Government defaults - Puerto Rico and Detroit - Financial Literacy

Government defaults – Puerto Rico and Detroit

Detroit home 3

Government financial illiteracy

The Puerto Rican government just defaulted on a $227 million in bond payments. These payments were part of their $72 billion in government debt. How did tiny Puerto Rico accumulate such an unsustainable amount of debt? As tax revenue fell from their ever weakening economy, Puerto Rico borrowed an ever increasing amount of money instead of prudently laying off government employees and cutting services. This debt grew until it pushed them well beyond financial difficulty and into unsustainability. Investors were blindly attracted to Puerto Rico’s triple-tax exempt bonds (federal, state, and local tax-free) and didn’t pay attention to PR’s unsustainability until it was too late. To the financially literate, this debt default was predictable arithmetic.

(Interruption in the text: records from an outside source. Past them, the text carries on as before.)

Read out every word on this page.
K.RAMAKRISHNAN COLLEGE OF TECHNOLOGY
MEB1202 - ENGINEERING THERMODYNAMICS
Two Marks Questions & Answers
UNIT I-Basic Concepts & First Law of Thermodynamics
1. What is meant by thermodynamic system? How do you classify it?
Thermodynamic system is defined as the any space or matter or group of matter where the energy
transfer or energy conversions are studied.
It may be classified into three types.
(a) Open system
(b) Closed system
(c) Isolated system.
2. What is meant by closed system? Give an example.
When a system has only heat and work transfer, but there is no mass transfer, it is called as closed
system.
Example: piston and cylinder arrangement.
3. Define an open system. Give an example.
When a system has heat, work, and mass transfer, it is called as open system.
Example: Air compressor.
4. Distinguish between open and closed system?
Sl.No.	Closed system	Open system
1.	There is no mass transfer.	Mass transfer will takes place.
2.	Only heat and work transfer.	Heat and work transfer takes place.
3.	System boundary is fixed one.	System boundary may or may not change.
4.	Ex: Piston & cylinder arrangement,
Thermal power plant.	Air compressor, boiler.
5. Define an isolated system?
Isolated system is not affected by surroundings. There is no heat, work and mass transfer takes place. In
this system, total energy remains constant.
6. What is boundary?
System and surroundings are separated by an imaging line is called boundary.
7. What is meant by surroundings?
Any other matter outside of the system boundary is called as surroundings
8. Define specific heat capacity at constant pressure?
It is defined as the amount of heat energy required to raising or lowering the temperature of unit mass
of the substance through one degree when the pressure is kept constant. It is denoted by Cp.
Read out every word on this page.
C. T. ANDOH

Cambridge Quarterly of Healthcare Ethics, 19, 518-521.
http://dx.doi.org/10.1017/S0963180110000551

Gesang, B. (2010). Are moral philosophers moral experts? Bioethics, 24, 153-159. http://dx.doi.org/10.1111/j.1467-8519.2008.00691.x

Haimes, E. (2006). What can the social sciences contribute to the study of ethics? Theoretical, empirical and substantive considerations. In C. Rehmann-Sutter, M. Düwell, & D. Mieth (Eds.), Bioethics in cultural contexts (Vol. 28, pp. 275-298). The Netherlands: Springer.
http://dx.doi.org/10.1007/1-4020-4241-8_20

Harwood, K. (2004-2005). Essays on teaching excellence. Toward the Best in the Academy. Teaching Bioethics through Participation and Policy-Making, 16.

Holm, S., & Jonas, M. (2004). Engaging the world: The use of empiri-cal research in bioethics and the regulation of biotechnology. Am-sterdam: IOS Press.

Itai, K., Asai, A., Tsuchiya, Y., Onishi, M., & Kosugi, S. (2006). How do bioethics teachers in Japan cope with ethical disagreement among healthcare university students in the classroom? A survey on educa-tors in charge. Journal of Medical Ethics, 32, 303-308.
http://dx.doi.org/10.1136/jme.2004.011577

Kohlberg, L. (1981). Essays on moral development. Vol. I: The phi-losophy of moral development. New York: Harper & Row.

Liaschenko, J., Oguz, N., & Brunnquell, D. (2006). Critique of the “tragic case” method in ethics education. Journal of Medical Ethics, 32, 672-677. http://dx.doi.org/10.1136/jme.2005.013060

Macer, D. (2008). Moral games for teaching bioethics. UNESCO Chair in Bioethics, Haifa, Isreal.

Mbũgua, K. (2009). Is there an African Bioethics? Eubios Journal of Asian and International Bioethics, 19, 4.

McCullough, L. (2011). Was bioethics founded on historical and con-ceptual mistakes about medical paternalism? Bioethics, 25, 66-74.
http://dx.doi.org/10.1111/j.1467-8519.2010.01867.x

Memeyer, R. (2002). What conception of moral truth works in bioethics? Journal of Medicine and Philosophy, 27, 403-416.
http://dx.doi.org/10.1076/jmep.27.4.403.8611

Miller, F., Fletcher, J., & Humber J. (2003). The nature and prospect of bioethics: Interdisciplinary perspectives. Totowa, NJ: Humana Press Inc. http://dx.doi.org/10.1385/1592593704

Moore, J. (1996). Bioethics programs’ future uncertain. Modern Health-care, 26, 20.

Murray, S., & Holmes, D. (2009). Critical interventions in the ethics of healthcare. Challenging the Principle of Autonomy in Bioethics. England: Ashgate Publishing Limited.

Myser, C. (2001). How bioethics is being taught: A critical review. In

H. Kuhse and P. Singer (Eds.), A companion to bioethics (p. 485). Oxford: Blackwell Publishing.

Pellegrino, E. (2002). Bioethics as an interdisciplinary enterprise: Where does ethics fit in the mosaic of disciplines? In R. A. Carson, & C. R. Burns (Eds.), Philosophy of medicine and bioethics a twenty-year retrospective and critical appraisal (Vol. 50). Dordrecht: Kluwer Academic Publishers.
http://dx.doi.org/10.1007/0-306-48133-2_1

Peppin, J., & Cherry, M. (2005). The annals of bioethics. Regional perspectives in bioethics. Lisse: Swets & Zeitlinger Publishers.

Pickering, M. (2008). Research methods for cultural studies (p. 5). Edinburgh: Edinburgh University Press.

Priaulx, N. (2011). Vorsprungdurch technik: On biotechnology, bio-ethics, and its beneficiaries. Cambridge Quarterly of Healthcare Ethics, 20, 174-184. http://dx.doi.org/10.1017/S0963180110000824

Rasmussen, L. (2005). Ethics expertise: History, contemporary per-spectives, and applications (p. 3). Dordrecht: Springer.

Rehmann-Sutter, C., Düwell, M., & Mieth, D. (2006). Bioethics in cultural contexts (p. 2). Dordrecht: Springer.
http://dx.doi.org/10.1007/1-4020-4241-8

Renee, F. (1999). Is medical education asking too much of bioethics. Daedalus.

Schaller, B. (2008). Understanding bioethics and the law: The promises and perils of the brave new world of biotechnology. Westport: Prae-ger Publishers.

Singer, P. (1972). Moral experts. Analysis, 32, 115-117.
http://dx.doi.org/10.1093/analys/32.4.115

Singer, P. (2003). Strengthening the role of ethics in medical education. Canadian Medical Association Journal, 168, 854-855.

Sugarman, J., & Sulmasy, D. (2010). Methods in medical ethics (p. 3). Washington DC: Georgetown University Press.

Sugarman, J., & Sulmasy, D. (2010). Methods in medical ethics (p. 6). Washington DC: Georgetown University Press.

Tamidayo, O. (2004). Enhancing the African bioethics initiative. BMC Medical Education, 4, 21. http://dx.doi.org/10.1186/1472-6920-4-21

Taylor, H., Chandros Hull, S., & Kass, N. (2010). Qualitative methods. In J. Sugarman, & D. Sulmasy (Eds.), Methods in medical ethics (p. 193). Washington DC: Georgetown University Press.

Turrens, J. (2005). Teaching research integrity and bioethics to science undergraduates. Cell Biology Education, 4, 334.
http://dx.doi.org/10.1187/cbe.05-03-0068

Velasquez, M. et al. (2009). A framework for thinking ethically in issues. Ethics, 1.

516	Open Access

The city of Detroit emerged from bankruptcy just months ago, after the judge eliminated $7 billion of its debt. After bankruptcy, Detroit’s bond credit rating jumped up from a junk level to “B”, and even “A” for revenue bonds. Too bad Detroit’s leadership doesn’t appear to have learned financial lessons from being the largest municipal bankruptcy in U.S. history. The city wasted no time in abusing their new asset, a high credit rating, by issuing $245 million in new bonds. This new debt will pay for some blight removal and public safety improvements. However, Detroit has a long history of being unable to maintain any recently improved areas: graffiti goes back up as soon as it is cleaned, scrappers return to buildings like locusts after they are boarded up, torn down homes become sites for illegal dumping, cleaned up parks go back to weeds and trash, etc. So much of this debt is likely to be spent on temporary benefits while the debt to pay for it is a permanent shackle of $12 million in annual interest expense. As additional proof of financial illiteracy, part of the bond sale will be used to to hire more police and give promotions – if you cannot sustainably hire and promote out of your current budget, then you cannot afford them! If you cannot afford to hire some police with your tax revenue, where will the additional money come from to ever pay back $245 million from a city whose population is declining? It appears to me that Detroit hasn’t missed a beat in its irresponsible financial decisions.